The data will eventually give a greater insight into the trade in stolen card details, said CloudEyeZ founder Dan Clements.
A new security project is monitoring in real time the price of stolen credit-card data sold in underground forums, which may eventually reveal emerging cybercrime trends.
The company behind it, CloudeyeZ, is publishing the data it collects, called the "Underground Activity Index," daily on its website, said founder Dan Clements. The company offers several services centered around finding stolen data and matching it with the organization that was breached.
The project, which is run by CloudeyeZ team member Nikolay Danev of Bulgaria, is a somewhat new approach. While major security vendors have periodically published information on how much stolen credit card data sells for, the data hasn't been in real time.
"We never really thought we would kind of bring the intelligence out of the closet and put it up somewhere where you could watch it," Clement said.
CloudeyeZ, based in California, is collecting the data using bots, or automated programs that can scrape and collate data from seven of the major English-speaking forums. There are many more such forums on the Internet. Clements said the sites chosen to collect the statistics are representative enough "where we might be able to see fluctuations in the supply and demand in the cards in the underground."

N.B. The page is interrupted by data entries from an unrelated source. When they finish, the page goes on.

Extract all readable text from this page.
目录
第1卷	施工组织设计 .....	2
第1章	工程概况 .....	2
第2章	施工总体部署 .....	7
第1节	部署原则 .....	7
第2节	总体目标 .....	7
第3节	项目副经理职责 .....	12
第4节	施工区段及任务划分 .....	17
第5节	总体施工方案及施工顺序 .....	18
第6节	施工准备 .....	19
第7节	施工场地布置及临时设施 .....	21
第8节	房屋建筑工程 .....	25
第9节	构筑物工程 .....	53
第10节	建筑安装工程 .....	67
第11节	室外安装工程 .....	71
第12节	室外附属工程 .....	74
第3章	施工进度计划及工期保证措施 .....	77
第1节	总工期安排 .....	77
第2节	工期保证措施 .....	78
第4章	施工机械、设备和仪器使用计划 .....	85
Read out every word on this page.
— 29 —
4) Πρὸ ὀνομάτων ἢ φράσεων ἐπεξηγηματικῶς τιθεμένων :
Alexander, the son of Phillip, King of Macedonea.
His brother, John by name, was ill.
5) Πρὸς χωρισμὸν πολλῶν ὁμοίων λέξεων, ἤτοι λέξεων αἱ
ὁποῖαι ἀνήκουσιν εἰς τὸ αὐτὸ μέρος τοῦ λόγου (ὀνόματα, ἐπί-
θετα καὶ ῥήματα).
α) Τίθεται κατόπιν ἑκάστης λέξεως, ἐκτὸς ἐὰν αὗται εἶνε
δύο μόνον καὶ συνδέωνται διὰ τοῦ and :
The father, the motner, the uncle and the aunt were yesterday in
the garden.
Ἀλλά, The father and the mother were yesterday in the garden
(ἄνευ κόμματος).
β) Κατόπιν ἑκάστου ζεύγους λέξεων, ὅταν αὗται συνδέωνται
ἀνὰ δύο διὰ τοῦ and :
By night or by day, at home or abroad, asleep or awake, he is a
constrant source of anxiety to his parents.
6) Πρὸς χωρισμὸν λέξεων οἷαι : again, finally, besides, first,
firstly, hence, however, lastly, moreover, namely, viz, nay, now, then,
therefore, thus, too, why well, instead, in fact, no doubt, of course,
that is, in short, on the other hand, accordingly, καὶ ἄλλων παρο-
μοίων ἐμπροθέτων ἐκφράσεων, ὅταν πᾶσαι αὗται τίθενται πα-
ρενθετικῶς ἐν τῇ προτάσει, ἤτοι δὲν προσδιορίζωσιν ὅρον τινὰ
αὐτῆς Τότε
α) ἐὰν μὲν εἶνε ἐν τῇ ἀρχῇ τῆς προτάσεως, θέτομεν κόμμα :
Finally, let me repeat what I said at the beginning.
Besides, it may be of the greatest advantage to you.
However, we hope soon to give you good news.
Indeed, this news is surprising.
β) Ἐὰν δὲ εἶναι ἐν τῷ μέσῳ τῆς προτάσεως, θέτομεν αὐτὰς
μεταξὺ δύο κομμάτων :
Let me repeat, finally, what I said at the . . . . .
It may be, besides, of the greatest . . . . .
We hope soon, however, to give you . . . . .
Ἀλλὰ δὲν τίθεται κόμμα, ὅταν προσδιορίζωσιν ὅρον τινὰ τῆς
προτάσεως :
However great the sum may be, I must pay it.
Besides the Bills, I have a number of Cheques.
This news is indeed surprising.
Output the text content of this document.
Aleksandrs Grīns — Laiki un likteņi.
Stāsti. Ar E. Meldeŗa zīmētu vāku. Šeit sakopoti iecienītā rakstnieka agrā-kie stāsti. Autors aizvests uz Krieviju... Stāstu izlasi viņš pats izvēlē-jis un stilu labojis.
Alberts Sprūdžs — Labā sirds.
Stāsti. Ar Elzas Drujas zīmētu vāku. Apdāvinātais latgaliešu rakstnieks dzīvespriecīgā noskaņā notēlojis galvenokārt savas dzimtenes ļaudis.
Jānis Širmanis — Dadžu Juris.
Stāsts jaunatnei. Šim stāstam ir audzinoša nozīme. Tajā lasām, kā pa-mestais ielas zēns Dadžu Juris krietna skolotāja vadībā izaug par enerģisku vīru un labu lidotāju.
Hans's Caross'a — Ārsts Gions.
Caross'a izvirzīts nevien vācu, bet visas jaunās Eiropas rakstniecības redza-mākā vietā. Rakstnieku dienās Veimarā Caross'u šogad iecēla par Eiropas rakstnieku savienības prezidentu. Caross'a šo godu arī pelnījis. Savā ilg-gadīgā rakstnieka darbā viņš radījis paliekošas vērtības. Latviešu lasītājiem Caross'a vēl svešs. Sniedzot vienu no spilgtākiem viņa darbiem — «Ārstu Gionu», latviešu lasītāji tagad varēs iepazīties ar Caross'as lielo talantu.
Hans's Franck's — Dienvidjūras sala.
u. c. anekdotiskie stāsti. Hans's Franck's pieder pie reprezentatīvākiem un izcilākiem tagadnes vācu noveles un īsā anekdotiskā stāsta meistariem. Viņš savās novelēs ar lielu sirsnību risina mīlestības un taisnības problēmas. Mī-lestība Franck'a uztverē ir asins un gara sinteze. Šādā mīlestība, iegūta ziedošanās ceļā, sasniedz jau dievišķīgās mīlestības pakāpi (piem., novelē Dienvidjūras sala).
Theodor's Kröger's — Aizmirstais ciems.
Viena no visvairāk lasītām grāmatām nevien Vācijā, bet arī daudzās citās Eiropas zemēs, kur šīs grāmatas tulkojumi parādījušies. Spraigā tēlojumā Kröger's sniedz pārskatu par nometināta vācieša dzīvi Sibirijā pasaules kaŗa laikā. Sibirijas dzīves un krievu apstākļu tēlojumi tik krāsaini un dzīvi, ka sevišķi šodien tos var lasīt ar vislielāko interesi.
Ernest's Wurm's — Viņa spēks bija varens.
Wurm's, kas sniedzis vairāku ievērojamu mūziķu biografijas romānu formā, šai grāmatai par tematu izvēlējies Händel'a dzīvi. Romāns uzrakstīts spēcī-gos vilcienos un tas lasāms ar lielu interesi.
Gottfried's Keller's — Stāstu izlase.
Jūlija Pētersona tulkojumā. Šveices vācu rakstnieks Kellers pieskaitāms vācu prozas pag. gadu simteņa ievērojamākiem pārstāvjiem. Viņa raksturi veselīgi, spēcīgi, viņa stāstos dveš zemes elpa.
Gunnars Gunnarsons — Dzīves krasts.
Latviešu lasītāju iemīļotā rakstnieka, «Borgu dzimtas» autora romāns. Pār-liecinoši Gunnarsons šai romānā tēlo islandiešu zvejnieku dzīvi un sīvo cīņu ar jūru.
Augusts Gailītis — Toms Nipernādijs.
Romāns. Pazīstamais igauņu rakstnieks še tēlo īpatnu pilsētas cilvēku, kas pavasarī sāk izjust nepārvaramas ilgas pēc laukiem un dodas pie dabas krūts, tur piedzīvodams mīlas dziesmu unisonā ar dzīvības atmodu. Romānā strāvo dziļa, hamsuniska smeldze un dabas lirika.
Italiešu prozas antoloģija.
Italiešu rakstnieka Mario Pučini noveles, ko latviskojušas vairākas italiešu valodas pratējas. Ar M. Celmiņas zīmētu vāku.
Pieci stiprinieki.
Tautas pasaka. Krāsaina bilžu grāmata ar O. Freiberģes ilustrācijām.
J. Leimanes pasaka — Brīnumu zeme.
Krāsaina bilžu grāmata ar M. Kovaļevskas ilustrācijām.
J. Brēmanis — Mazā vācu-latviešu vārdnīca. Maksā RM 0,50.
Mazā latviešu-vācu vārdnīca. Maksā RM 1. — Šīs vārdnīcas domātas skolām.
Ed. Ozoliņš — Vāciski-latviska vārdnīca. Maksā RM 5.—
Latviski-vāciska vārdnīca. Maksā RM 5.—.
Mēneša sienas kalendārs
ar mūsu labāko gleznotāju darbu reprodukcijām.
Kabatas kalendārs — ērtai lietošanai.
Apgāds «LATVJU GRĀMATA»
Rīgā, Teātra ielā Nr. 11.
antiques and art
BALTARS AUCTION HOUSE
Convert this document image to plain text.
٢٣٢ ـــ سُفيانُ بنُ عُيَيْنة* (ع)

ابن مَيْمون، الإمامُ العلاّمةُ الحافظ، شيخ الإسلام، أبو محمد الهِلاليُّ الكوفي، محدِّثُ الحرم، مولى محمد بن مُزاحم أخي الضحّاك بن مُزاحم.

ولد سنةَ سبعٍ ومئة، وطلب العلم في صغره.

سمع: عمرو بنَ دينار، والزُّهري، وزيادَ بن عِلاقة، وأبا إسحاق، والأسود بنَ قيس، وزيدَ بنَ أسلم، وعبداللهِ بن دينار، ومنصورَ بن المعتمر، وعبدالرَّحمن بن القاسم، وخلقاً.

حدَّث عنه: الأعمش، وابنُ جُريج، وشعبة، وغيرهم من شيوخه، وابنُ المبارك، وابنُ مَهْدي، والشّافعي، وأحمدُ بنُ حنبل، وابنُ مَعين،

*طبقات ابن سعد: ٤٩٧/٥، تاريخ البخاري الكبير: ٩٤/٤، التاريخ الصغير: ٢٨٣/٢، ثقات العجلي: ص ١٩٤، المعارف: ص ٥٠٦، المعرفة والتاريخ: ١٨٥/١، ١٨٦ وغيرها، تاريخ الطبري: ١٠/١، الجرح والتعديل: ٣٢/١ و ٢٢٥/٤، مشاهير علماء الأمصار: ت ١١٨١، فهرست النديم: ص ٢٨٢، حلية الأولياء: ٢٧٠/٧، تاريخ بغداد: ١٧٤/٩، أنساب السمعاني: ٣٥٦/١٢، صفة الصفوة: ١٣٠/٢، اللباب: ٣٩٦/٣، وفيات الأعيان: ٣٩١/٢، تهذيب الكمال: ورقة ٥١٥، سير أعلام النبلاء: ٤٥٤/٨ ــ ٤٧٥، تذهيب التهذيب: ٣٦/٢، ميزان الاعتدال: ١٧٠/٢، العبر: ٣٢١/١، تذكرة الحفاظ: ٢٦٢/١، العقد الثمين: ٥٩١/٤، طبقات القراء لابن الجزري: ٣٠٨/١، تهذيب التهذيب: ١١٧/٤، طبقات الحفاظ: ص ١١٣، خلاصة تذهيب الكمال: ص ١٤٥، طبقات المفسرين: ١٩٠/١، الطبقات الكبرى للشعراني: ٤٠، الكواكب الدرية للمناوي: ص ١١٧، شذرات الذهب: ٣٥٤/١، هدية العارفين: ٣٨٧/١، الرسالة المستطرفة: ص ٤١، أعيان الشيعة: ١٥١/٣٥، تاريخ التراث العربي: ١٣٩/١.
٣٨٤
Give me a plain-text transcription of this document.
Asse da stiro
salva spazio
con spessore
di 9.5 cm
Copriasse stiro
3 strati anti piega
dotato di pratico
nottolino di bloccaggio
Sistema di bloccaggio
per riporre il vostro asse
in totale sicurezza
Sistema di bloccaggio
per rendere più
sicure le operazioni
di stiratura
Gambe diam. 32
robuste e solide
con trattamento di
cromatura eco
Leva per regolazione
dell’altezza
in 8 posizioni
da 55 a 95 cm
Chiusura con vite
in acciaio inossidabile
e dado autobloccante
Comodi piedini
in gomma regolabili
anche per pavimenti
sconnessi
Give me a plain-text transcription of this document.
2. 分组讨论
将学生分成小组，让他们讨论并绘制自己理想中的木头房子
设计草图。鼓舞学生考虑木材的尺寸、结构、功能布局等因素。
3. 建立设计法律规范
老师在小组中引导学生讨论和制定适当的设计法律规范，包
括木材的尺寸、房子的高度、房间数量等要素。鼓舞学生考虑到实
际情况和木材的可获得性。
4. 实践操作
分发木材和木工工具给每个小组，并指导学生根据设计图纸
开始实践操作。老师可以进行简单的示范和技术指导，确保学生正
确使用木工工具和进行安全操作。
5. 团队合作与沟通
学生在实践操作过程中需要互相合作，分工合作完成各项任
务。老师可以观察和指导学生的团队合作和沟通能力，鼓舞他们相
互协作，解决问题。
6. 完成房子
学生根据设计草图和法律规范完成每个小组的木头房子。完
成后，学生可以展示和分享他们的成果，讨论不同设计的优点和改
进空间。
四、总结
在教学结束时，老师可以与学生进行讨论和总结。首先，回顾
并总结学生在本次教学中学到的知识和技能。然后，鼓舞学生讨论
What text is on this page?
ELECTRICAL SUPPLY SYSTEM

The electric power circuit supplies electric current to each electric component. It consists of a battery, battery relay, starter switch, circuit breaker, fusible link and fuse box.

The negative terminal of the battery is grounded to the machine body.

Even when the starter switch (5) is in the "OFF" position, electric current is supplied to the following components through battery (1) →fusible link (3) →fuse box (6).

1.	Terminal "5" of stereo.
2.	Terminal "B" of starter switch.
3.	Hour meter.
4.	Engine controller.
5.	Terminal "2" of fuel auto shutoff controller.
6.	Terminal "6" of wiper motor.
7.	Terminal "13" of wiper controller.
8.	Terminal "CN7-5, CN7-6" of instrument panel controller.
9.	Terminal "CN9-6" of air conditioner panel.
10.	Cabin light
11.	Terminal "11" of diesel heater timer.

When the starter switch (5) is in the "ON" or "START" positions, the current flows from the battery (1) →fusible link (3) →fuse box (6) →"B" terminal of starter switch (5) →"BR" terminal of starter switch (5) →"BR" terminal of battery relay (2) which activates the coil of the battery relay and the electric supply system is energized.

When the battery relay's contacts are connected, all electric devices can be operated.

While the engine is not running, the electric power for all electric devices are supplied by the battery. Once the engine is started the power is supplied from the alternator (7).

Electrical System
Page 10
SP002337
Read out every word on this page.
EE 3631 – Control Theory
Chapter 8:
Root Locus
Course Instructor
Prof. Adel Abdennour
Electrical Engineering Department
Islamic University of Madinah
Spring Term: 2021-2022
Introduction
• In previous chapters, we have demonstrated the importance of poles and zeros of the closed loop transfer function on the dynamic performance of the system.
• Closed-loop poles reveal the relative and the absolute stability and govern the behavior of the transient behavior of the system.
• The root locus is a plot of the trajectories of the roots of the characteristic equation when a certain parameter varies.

The URLs of the sites are not included in the published data. The forums are typically password protected, with membership strictly limited to vetted participants, although law enforcement and security researchers have managed to infiltrate the forums.
Hackers specialize in collecting card data and then sell it in the forums to other fraudsters, who try to buy goods online or create fake cards in an attempt to cash out.
CloudeyeZ is monitoring more than 300,000 sets of card details, which mostly are U.S. cards including Visa, MasterCard, Discovery and American Express. Visa cards appear to be the most popular, which CloudeyeZ attributes to the large number of cards in circulation, which has also made those the cheapest cards at around $2 each.
The project has only been running for about three weeks, so it is too early to spot trends. But CloudeyeZ hopes the monitoring will reveal factors that influence prices, such as law enforcement actions, Clements said.